Pilotage des risques cyber et démarches d’ISP : quelles problématiques adresser ?

Depuis la généralisation de l’informatique en entreprise au cours des cinquante dernières années, les processus métiers se digitalisent de plus en plus pour gagner en efficacité et compétitivité. Cependant, si l’utilisation des ressources informatiques favorise les gains de productivité, elle introduit inévitablement de nouvelles problématiques de cyber sécurité pour les entreprises, que les RSSI doivent affronter. 

Exemples :

  • Une exposition accrue du système d’information et donc une surface d’attaque plus importante, 
  • Des applications développées sous pression pour répondre à des besoins métiers sans tenir compte des contraintes réglementaires et de cybersécurité, 
  • Des ressources IT qui ne sont pas connues des équipes sécurité et qui fonctionnent en dehors de tout contrôle. 

Bien que d’origine cyber, le premier constat que l’on peut faire est que ces nouvelles problématiques sont transverses et dépassent les simples aspects techniques pour également toucher les domaines organisationnel, juridique, ou humain. 

Les risques cyber sous-jacents ne traduisent cependant aucune fatalité et deviennent maîtrisables sous-réserve d’appliquer – dès la phase projet – une approche méthodique et raisonnée à l’échelle de l’entreprise. C’est le principe même du privacy and security by design. Il est en effet plus simple de revoir une architecture quand elle est encore sous forme de schéma que lorsque les éléments sont physiquement intégrés, connectés, et utilisés. 

Ce processus s’appelle l’intégration de la sécurité dans les projets. L’objet de cet article est d’aborder les principales problématiques qu’un RSSI doit avoir à l’esprit dans la mise en œuvre de cette démarche afin de renforcer le processus de gestion des risques SI auxquels est exposée son entreprise. Au regard de nos expériences, ces problématiques peuvent être réparties entre quatre catégories : humaines, organisationnelles, techniques et juridiques. 

Problématiques humaines

L’humain est le premier acteur de la sécurité au sein d’une entreprise, il est donc primordial de le sensibiliser à ce sujet, mais également de lui faire comprendre son rôle face aux enjeux de cybersécurité. 

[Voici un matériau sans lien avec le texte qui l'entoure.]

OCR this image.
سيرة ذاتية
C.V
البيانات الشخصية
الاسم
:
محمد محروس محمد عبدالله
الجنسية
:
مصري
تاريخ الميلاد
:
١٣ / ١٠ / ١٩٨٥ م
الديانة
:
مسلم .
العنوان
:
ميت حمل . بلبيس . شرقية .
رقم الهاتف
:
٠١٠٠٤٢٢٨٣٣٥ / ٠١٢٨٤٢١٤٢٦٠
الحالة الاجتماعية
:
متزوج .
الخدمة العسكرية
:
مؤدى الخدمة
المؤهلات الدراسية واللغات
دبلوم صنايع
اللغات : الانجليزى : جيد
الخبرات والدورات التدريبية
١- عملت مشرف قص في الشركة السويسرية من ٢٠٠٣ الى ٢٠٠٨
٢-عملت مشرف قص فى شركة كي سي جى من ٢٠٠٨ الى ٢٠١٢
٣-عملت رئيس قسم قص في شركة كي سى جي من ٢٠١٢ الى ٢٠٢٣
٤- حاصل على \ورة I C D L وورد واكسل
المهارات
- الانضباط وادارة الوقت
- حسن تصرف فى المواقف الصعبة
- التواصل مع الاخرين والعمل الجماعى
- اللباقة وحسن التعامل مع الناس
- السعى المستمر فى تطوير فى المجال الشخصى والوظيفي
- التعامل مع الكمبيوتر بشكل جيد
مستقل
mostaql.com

La sensibilisation aux risques IT et aux bonnes pratiques de sécurité doit être régulière. Elle doit s’adapter au contexte de l’entreprise et des projets sur lesquels ces personnes sont positionnées : exemple un projet particulièrement critique doit faire l’objet d’une sensibilisation spécifique. 

En outre, il est important de responsabiliser les différentes équipes qu’elles soient IT ou métiers. Le RSSI doit s’assurer que chaque personne composant l’équipe projet comprenne son rôle, ses responsabilités et comment son activité impact celle de ses collègues ; et plus globalement l’entreprise d’un point de vue risques IT.  Cela se traduit généralement au travers de la mise en place d’une comitologie et d’une gouvernance rigoureuse avec les bonnes parties prenantes et une participation active des équipes du RSSI. 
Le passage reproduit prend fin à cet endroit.